Taken At Midnight - Review

Theatre Royal Haymarket, Londom

****

Written by Mark Hayhurst
Directed by Jonathan Church


Penelope Wilton

Taken At Midnight is a carefully researched commentary on Germany during the early years of Hitler’s Chancellorship. The story based on true events, plays out through the eyes of Irmgard Litten whose lawyer son Hans, in 1931, successfully prosecuted Hitler for the thuggish pre-election behaviour of his Nazi Brownshirts. The play opens with Hans’ arrest two years later, on the night that the Reichstag was burned. Hitler is now in power and the arrest is revenge.

Penelope Wilton is Irmgard Litten in a performance that defines her as one of the greats. Committed to liberating her son from being drawn ever deeper into the belly of the Nazi beast, her journey is one of remarkable devotion. She plays the most lovingly committed of mothers, a woman who is simultaneously proud of her son’ principled resistance to the Nazis and at the same time desperate for him to betray his beliefs and lie to the regime, to save his skin. The paradox of her drama could not be more stark nor brutal and Hayhurst gives one of our finest actresses some of the most richly structured dialog of recent modern plays. Wilton’s performance alone demands that the play be seen.

As Hans, Martin Hutson is heartbreaking in his defiance. His performance sees his character be degraded from a presentable professional man to a concentration camp inmate wearing both the yellow star of the Jews, (his father was Jewish) and the red triangle of the political prisoners on that terrible striped camp uniform. From an able bodied man sustaining his beatings, through to a cripple, body broken yet mind intact, Hutson movingly plays out Litten’s destiny.
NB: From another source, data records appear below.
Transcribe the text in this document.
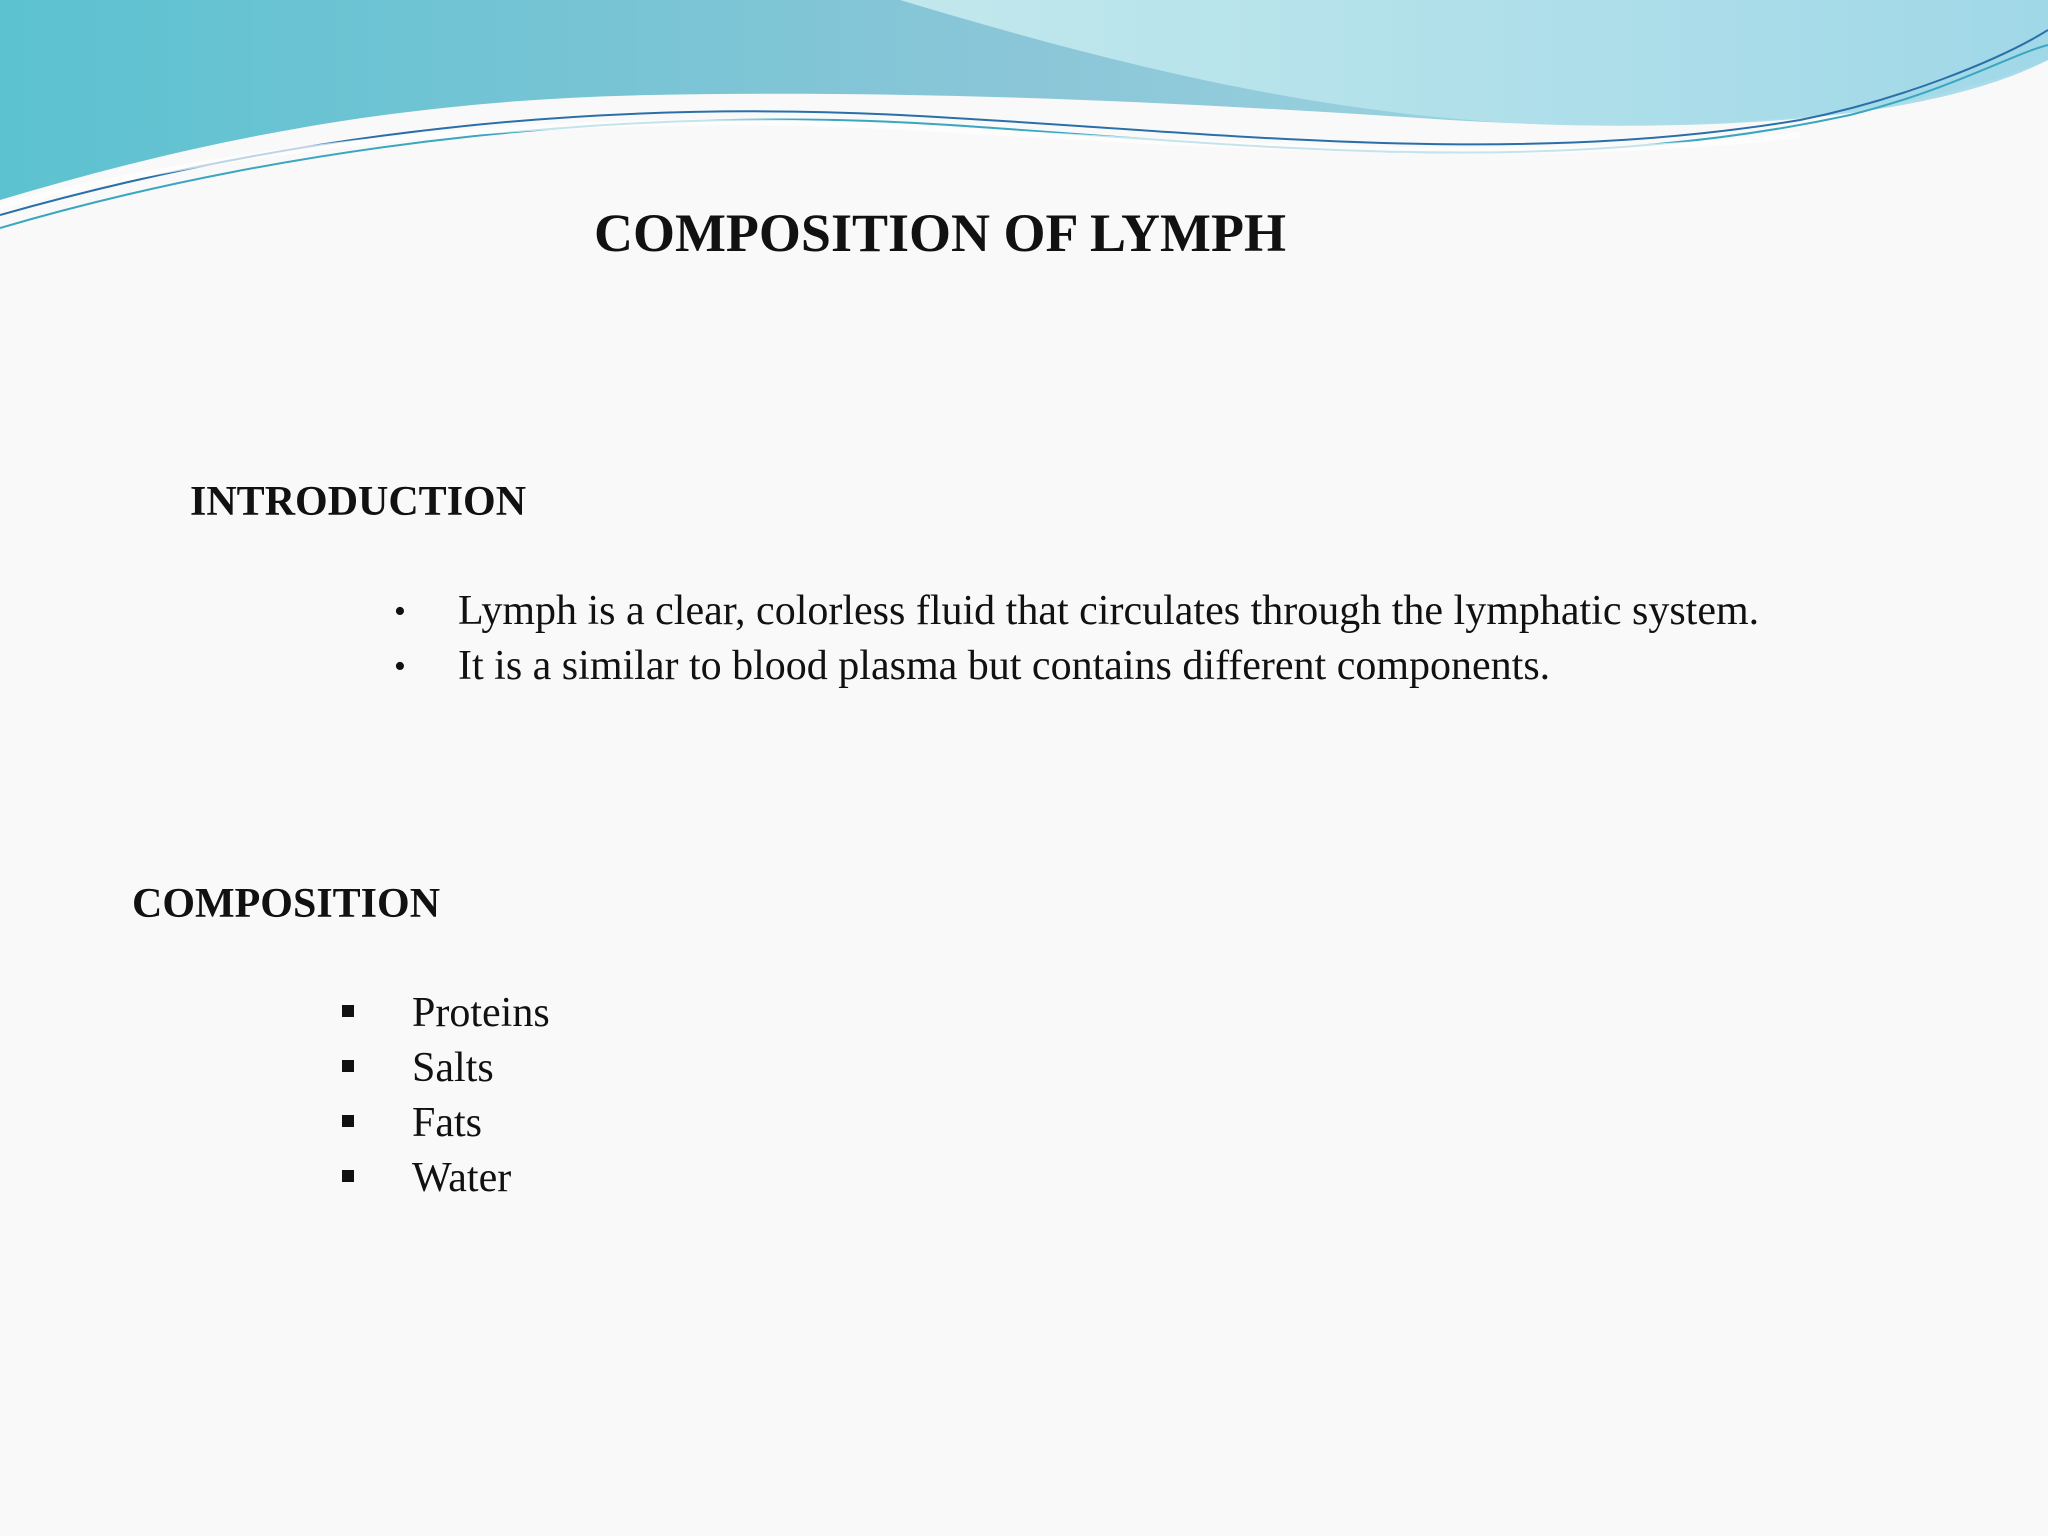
COMPOSITION OF LYMPH
INTRODUCTION
• Lymph is a clear, colorless fluid that circulates through the lymphatic system.
• It is a similar to blood plasma but contains different components.
COMPOSITION
Proteins
Salts
Fats
Water
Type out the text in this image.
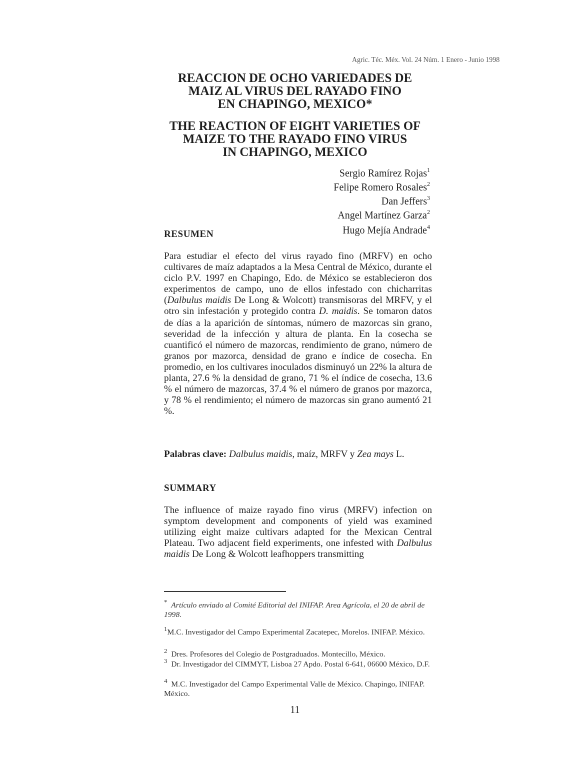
Agric. Téc. Méx. Vol. 24 Núm. 1 Enero - Junio 1998
REACCION DE OCHO VARIEDADES DE
MAIZ AL VIRUS DEL RAYADO FINO
EN CHAPINGO, MEXICO*
THE REACTION OF EIGHT VARIETIES OF
MAIZE TO THE RAYADO FINO VIRUS
IN CHAPINGO, MEXICO
Sergio Ramírez Rojas$^1$
Felipe Romero Rosales$^2$
Dan Jeffers$^3$
Angel Martínez Garza$^2$
Hugo Mejía Andrade$^4$
RESUMEN
Para estudiar el efecto del virus rayado fino (MRFV) en ocho cultivares de maíz adaptados a la Mesa Central de México, durante el ciclo P.V. 1997 en Chapingo, Edo. de México se establecieron dos experimentos de campo, uno de ellos infestado con chicharritas (Dalbulus maidis De Long & Wolcott) transmisoras del MRFV, y el otro sin infestación y protegido contra D. maidis. Se tomaron datos de días a la aparición de síntomas, número de mazorcas sin grano, severidad de la infección y altura de planta. En la cosecha se cuantificó el número de mazorcas, rendimiento de grano, número de granos por mazorca, densidad de grano e índice de cosecha. En promedio, en los cultivares inoculados disminuyó un 22% la altura de planta, 27.6 % la densidad de grano, 71 % el índice de cosecha, 13.6 % el número de mazorcas, 37.4 % el número de granos por mazorca, y 78 % el rendimiento; el número de mazorcas sin grano aumentó 21 %.
Palabras clave: Dalbulus maidis, maíz, MRFV y Zea mays L.
SUMMARY
The influence of maize rayado fino virus (MRFV) infection on symptom development and components of yield was examined utilizing eight maize cultivars adapted for the Mexican Central Plateau. Two adjacent field experiments, one infested with Dalbulus maidis De Long & Wolcott leafhoppers transmitting
* Artículo enviado al Comité Editorial del INIFAP. Area Agrícola, el 20 de abril de 1998.
$^1$M.C. Investigador del Campo Experimental Zacatepec, Morelos. INIFAP. México.
$^2$ Dres. Profesores del Colegio de Postgraduados. Montecillo, México.
$^3$ Dr. Investigador del CIMMYT, Lisboa 27 Apdo. Postal 6-641, 06600 México, D.F.
$^4$ M.C. Investigador del Campo Experimental Valle de México. Chapingo, INIFAP. México.
11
Hayhurst tells us about much of the everyday detail of the Nazi regime. John Light is Dr Conrad, the Gestapo captain responsible for Litten’s arrest and subsequent incarceration. His clinical detachment in executing his orders is as chilling as would be expected, but what disturbs even more is the chance meeting between him and Irmgard one sunny afternoon in a local park. Out of uniform the charming, chivalrous and refined Conrad offers Irmgard an ice cream, making for a powerful exposition of how the Nazi regime had become so woven into much of German society. Away from the park-bench though, Conrad's teeth are bared when later in the play he venomously expresses his hatred of the half-Jewish Hans. In another gem of a performance, David Yelland's Lord Clifford Allen economically represents Britain’s moral vacuity during its pre-war period of German appeasement.

There is no happy ending to Taken At Midnight, with Hayhurst’s work being historically brilliant even if a little pruriently melodramatic in some of the early torture scenes. The acting is riveting and Church's direction of this Chichester Festival Theatre production is on point throughout. Top notch theatre.